Five varchar(12) columns is more storage overhead than one varchar(60). There's a lot of great use cases for varchar(MAX) and everyone I ever had tell me that varchar(MAX) wasn't allowed didn't understand the internals of DB storage that they thought they did and somehow still believe in their internal model of the DB that varchar is just spicy char and fixed column size allocation.

1 comments

With Postgres, we mostly just use `text` everywhere, unless there is an actual reason to have a size limit.

In other news, I haven't seen a dedicated "DBA" at a company in over a decade.

> With Postgres, we mostly just use `text` everywhere, unless there is an actual reason to have a size limit.

Yeah, there's still the very rare need to performance engineer out a fixed char field "to the left" of the table to speed up common table scans, but also so many of the reasons you might table scan strings have moved into proper full text search indexes or now all the rage is in vector embeddings.

> In other news, I haven't seen a dedicated "DBA" at a company in over a decade.

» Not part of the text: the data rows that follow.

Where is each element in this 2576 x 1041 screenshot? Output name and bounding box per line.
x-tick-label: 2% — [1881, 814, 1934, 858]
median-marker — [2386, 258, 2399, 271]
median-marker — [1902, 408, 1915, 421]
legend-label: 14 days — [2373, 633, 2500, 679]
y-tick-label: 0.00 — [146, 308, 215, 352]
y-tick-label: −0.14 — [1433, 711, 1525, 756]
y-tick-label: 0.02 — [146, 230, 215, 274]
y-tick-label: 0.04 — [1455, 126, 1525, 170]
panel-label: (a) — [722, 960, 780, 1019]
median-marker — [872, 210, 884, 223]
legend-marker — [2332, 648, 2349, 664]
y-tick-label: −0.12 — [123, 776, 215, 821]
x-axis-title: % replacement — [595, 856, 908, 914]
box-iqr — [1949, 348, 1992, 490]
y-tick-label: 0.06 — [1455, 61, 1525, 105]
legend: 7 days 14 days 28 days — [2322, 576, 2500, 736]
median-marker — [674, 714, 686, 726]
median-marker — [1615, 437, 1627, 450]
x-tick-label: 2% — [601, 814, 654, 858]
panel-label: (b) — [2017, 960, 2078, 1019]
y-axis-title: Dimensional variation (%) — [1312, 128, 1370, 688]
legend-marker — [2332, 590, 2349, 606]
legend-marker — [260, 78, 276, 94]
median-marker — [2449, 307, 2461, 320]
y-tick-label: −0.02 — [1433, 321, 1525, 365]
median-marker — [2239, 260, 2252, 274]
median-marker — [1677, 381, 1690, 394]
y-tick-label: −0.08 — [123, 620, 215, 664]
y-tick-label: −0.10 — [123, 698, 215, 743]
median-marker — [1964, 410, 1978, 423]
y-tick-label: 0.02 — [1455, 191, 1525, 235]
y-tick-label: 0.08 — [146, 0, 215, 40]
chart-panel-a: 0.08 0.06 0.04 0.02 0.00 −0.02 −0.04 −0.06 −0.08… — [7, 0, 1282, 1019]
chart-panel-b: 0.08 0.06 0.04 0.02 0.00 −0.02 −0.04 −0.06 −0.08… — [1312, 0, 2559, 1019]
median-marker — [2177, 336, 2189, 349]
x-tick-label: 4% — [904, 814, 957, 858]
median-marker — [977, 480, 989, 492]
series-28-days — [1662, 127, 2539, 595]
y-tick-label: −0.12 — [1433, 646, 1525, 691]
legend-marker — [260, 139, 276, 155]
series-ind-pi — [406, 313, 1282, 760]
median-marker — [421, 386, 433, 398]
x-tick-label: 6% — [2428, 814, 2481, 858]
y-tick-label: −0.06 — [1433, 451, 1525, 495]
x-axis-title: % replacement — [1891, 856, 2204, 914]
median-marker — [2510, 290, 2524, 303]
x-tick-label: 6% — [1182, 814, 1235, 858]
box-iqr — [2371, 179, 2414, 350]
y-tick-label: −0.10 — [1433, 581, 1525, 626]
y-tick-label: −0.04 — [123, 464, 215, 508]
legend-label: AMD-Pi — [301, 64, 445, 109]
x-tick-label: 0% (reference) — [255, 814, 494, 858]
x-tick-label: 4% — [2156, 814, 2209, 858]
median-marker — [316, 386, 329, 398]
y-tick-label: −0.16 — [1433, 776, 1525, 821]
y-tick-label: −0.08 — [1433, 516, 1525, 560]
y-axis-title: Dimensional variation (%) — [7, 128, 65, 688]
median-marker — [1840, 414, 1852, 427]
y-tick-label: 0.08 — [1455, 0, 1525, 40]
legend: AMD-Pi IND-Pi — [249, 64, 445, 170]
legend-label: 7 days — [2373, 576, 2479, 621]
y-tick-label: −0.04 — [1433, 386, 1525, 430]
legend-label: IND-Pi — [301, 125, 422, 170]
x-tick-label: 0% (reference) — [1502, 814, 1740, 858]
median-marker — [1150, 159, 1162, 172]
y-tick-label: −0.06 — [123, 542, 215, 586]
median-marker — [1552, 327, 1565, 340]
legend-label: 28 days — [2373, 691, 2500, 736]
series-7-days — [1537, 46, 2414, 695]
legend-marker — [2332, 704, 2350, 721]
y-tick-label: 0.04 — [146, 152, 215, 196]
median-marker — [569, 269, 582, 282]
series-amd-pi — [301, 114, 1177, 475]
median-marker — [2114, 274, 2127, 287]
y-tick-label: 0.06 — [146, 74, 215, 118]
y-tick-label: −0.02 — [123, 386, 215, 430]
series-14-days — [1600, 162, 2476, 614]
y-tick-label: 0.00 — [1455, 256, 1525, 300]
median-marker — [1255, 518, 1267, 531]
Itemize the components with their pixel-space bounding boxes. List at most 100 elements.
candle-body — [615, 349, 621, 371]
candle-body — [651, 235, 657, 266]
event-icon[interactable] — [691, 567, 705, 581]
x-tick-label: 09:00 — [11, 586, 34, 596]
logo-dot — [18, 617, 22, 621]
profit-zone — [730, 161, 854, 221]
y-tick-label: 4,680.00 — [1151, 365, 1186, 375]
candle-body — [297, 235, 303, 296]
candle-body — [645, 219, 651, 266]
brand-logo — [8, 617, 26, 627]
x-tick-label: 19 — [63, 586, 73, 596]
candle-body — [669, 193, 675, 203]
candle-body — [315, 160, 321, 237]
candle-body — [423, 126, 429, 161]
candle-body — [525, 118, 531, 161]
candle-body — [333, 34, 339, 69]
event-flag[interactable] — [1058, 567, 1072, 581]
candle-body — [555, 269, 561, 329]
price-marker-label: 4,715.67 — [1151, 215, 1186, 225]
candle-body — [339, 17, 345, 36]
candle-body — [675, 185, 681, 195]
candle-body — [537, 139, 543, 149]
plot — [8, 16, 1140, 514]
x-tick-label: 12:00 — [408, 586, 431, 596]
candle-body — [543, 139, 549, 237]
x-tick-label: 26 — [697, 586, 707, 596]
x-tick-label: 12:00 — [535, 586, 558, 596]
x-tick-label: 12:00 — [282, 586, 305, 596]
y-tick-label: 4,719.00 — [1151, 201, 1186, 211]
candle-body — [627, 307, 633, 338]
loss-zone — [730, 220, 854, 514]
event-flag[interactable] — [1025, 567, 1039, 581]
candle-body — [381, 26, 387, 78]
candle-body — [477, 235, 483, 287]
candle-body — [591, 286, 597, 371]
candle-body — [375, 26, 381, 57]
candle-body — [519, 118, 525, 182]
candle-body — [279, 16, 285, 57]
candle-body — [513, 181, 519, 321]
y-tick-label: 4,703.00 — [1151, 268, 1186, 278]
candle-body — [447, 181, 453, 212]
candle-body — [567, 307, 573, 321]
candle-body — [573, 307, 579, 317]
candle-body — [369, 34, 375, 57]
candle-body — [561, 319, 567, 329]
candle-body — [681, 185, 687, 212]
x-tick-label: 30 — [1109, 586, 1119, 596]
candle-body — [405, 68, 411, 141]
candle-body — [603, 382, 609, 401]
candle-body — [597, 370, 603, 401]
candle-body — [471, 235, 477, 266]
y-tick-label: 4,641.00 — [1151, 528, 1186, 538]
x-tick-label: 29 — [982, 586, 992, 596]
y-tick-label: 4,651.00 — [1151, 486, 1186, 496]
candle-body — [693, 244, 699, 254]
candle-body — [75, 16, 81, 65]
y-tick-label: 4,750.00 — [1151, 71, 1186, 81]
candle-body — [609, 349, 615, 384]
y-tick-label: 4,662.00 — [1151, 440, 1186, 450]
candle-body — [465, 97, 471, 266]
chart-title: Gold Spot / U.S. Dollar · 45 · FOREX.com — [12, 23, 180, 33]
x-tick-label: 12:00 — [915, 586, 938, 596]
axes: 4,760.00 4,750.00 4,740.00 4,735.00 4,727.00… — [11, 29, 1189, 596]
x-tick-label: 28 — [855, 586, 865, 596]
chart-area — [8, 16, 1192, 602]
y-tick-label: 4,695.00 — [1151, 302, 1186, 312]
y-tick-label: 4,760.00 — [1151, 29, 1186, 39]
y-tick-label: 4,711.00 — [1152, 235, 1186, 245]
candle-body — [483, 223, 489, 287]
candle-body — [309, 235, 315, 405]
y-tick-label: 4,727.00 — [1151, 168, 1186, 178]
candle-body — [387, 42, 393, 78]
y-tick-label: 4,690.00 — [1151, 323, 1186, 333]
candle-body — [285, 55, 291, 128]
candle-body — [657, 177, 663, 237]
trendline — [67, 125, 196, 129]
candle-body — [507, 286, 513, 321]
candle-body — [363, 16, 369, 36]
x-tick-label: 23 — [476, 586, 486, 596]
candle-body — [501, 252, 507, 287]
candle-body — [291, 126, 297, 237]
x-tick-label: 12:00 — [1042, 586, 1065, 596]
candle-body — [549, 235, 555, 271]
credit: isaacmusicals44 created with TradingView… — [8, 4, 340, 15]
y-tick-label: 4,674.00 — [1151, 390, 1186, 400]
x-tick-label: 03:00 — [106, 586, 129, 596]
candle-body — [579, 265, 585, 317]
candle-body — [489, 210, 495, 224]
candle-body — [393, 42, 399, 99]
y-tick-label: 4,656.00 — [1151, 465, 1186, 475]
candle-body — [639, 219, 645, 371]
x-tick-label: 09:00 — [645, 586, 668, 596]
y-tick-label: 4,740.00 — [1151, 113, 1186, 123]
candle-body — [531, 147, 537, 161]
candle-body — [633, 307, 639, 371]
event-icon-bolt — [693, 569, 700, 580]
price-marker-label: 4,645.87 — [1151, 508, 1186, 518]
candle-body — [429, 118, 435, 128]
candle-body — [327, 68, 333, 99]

Yeah, anecdotally from LinkedIn and other sources it does seem like all the dedicated DBAs that have stayed that way have stuck to very specific niches and/or Oracle Products (including MySQL and derivatives these days; the "Oracle Effect" is strong). Especially in Amazon RDS and Azure SQL Server/Cosmos DB today, Postgres and Microsoft's SQL Server mostly run themselves and day-to-day administration is minor/trivial.